What cancer is most likely to mutate to small cell lung cancer (SCLC)?

From the Guidelines

Non-small cell lung cancer (NSCLC) is most likely to mutate to small cell lung cancer (SCLC). This transformation typically occurs in patients with NSCLC who have undergone treatment with targeted therapies, particularly EGFR tyrosine kinase inhibitors (TKIs) like osimertinib, erlotinib, or gefitinib, as reported in a study published in the Journal of Clinical Oncology 1. The transformation represents a resistance mechanism that develops in approximately 3-14% of EGFR-mutated NSCLC cases treated with these medications.

Key Points

• The histological transformation is believed to occur through complex genetic mechanisms, including the loss of RB1 and TP53 tumor suppressor genes, which are characteristic genetic alterations in SCLC.
• Patients with NSCLC who experience rapid disease progression, especially with new, aggressive metastatic patterns or dramatically elevated neuroendocrine markers despite ongoing targeted therapy, should be evaluated for potential SCLC transformation.
• A repeat biopsy of progressing lesions is typically required to confirm the histological change and guide appropriate treatment modifications, usually switching to standard SCLC chemotherapy regimens like platinum/etoposide combinations, as suggested by a study published in the Annals of Oncology 1.

Treatment Considerations

• The use of EGFR inhibitors may be continued with chemotherapy in patients with NSCLC harboring an EGFR mutation that has transformed to SCLC, although the evidence quality is low and the strength of recommendation is weak 1.
• Immunotherapy is not recommended in this setting due to insufficient evidence, and clinical trial enrollment should be offered whenever possible 1.
• The frequency of small cell transformation in ROS1 and ALK fusion-positive lung cancers appears relatively low, at 2% and 0.8%, respectively 1.

From the Research

Small Cell Lung Cancer (SCLC) Overview

• Small cell lung cancer (SCLC) is a highly aggressive neuroendocrine malignancy with rapid proliferation, early spread, and poor survival 2.
• It accounts for 14% of lung cancer cases and is characterized by early dissemination and a rapid, aggressive clinical course 3.

Mutation and Progression

• The probable initiating molecular events in SCLC are inactivation of TP53 and RB1, as well as frequent disruption of several signalling networks, including Notch signalling 4.
• SCLC tumors invariably develop resistance to multiple chemotherapeutic agents, making treatment challenging 3.

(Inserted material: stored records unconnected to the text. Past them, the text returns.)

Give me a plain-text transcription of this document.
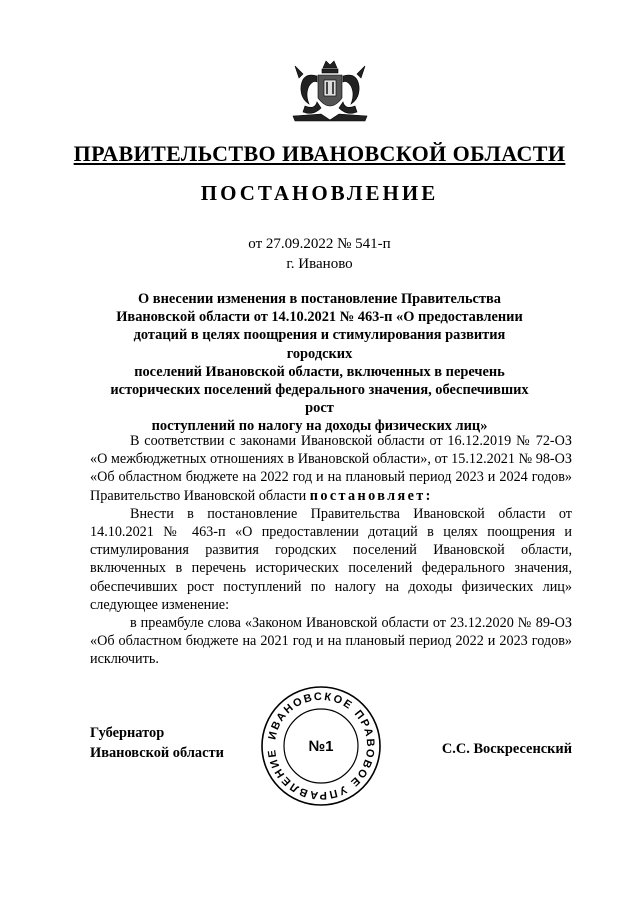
ПРАВИТЕЛЬСТВО ИВАНОВСКОЙ ОБЛАСТИ
ПОСТАНОВЛЕНИЕ
от 27.09.2022 № 541-п
г. Иваново
О внесении изменения в постановление Правительства
Ивановской области от 14.10.2021 № 463-п «О предоставлении
дотаций в целях поощрения и стимулирования развития городских
поселений Ивановской области, включенных в перечень
исторических поселений федерального значения, обеспечивших рост
поступлений по налогу на доходы физических лиц»

В соответствии с законами Ивановской области от 16.12.2019 № 72-ОЗ «О межбюджетных отношениях в Ивановской области», от 15.12.2021 № 98-ОЗ «Об областном бюджете на 2022 год и на плановый период 2023 и 2024 годов» Правительство Ивановской области постановляет:

Внести в постановление Правительства Ивановской области от 14.10.2021 № 463-п «О предоставлении дотаций в целях поощрения и стимулирования развития городских поселений Ивановской области, включенных в перечень исторических поселений федерального значения, обеспечивших рост поступлений по налогу на доходы физических лиц» следующее изменение:

в преамбуле слова «Законом Ивановской области от 23.12.2020 № 89-ОЗ «Об областном бюджете на 2021 год и на плановый период 2022 и 2023 годов» исключить.

Губернатор
Ивановской области	С.С. Воскресенский
ИВАНОВСКОЕ ПРАВОВОЕ УПРАВЛЕНИЕ	№1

Cancer Types that May Mutate to SCLC

• There is no clear evidence to suggest that a specific type of cancer is most likely to mutate to SCLC.
• However, it is known that SCLC can arise from neuroendocrine cells in the lung, and that it may share some molecular characteristics with other neuroendocrine tumors 4.

Treatment and Management

• Treatment for SCLC typically involves a combination of chemotherapy and immunotherapy, with platinum-etoposide being a common regimen 2, 5.
• For patients with platinum-sensitive SCLC, retreatment with platinum and etoposide may be a preferred option 5.
• Participation in clinical trials is also recommended, as new therapies and combination regimens are being developed to improve treatment outcomes for SCLC patients 5.